Le conseil municipal de Berkeley, ville universitaire de 120.000 habitants près de San Francisco, a adopté cette semaine à l'unanimité une ordonnance qui bannira des caisses les produits contenant plus de 5 grammes de sucres ajoutés ou plus de 250 mg de sodium par portion. L'interdiction vise également toutes les boissons contenant des sucres ajoutés ou des édulcorants artificiels.

L'ordonnance relève que "des aliments bon marché et riches en sel, graisses saturées et sucres ajoutés sont prédominants dans les présentoirs des caisses". Les clients y sont "plus enclins à effectuer des achats impulsifs et les parents se battent avec leurs enfants qui réclament des confiserie à la fin des courses".

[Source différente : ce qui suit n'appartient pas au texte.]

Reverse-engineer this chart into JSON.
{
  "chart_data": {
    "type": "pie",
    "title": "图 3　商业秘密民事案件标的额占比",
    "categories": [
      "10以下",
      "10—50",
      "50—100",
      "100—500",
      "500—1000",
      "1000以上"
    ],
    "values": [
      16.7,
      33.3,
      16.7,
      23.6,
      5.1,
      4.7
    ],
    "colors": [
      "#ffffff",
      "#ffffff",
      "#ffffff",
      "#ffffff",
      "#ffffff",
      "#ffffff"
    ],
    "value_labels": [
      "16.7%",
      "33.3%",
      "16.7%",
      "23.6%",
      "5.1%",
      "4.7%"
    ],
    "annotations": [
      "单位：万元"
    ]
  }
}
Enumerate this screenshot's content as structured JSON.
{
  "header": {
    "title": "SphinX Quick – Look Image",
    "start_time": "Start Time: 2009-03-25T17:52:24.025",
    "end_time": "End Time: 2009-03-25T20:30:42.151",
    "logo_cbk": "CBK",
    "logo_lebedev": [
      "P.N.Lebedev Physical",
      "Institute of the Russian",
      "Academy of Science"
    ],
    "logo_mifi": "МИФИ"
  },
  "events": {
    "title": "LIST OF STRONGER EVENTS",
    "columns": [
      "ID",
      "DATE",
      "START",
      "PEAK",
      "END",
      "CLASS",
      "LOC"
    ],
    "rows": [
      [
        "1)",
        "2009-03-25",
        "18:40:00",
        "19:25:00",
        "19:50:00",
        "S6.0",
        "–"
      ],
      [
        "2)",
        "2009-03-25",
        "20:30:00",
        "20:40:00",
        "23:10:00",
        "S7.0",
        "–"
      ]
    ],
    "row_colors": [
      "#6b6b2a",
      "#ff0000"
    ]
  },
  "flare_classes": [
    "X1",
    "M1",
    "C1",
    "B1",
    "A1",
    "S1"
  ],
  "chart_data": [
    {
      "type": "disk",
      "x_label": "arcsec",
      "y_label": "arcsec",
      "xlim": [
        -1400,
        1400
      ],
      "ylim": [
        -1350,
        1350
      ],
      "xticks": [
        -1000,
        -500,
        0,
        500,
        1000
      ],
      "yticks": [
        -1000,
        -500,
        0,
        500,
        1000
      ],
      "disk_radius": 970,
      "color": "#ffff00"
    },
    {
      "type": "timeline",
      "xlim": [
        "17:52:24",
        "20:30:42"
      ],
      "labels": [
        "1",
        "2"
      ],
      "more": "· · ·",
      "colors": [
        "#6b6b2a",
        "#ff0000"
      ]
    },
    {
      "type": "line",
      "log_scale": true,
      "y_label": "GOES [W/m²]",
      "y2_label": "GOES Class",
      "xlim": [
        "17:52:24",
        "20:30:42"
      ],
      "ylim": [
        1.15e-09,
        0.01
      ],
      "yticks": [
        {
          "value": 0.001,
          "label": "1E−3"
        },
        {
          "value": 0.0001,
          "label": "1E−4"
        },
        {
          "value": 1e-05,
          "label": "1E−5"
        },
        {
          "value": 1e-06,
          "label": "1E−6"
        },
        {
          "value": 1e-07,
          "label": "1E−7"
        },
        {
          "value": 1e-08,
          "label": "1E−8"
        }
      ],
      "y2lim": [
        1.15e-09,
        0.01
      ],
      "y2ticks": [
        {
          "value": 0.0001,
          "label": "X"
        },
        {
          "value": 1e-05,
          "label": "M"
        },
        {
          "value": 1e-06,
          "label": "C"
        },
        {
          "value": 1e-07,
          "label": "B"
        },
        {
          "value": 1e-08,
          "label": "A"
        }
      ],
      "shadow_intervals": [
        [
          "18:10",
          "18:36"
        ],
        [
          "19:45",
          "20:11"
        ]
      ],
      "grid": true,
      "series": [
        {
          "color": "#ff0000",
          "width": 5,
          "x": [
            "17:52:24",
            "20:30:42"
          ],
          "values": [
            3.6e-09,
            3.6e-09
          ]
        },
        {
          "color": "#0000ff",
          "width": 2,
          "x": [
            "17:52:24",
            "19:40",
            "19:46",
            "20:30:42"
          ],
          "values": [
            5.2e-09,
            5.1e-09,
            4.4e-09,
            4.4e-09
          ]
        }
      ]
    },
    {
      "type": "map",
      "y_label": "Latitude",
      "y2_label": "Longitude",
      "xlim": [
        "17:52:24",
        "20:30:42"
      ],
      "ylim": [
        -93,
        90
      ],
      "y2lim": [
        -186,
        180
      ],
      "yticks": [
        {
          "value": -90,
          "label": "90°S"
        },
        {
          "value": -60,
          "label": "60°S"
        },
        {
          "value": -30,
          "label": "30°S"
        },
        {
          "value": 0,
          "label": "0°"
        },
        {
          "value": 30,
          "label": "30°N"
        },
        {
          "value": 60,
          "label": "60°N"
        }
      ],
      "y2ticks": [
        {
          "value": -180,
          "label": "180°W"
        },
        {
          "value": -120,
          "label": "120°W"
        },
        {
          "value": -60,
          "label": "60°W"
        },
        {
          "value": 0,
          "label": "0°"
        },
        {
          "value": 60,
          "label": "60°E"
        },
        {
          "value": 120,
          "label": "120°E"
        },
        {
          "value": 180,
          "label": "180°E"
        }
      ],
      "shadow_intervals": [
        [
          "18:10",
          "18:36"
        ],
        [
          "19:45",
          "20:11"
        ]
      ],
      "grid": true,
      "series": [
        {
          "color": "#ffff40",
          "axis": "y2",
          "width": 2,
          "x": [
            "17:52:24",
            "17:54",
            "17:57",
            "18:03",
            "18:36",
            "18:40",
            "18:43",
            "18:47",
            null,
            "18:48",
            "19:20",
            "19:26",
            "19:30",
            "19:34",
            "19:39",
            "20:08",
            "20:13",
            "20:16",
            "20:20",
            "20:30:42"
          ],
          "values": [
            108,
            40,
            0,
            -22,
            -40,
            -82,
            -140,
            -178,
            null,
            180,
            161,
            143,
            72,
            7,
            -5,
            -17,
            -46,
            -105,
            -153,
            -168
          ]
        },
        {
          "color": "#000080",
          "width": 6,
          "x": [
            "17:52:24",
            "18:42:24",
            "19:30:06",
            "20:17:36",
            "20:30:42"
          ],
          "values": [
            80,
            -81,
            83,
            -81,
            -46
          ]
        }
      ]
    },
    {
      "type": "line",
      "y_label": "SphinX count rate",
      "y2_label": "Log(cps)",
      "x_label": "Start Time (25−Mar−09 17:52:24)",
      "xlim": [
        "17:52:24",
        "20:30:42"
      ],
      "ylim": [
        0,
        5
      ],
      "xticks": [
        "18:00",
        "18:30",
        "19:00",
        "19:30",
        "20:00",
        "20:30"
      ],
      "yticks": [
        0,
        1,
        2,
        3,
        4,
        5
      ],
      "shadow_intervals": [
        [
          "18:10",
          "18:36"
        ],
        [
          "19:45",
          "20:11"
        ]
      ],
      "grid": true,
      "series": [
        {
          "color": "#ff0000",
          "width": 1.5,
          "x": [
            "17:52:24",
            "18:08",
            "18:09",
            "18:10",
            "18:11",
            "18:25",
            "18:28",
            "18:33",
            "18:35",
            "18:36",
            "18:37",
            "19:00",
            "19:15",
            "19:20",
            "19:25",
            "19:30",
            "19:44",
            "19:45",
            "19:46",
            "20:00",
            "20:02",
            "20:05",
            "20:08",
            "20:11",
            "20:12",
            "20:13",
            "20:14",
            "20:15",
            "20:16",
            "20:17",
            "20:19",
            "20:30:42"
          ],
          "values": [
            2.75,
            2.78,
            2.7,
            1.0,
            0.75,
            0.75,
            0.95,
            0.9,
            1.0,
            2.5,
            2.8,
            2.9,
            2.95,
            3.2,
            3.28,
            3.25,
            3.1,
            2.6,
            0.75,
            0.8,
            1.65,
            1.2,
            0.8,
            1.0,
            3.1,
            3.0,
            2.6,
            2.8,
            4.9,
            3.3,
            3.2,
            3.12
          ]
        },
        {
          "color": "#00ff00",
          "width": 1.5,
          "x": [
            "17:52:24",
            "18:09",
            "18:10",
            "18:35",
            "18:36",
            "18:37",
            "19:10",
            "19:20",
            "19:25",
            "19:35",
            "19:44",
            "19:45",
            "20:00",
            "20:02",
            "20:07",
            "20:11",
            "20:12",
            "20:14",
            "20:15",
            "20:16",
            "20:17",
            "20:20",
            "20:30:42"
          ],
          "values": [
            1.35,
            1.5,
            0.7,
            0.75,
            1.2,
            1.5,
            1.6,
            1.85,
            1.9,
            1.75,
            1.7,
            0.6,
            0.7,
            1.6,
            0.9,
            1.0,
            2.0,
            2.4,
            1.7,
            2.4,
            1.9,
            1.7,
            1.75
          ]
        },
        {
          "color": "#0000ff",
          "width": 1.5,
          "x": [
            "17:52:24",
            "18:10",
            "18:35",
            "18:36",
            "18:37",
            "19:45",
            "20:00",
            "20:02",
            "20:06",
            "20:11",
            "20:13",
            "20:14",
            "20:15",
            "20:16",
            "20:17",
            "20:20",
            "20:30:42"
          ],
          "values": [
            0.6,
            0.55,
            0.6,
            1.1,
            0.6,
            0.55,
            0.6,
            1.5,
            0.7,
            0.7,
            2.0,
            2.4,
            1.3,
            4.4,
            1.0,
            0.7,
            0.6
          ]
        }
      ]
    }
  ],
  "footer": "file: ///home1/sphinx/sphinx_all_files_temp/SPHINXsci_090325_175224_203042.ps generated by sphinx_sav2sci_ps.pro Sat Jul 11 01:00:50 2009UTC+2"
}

L'interdiction, qui doit s'appliquer à 25 supermarchés de la ville, entrera en vigueur en mars prochain et les premières visites des inspecteurs sanitaires sont prévues en janvier 2022.

"Ce qui est bon pour les clients à Berkeley est aussi bon pour nos commerces", a lancé Kate Harrison, l'une des élues à l'origine de cette mesure.

En 2014, Berkeley avait déjà été la première à imposer une taxe sur les sodas, une initiative reprise ensuite par plusieurs autres grandes villes américaines.

Selon une étude publiée début 2019, les habitants de Berkeley avaient diminué leur consommation de boissons sucrées de 21% dans l'année qui avait suivi la mise en place de cette "taxe sodas". La chute atteignait 52% en 2017.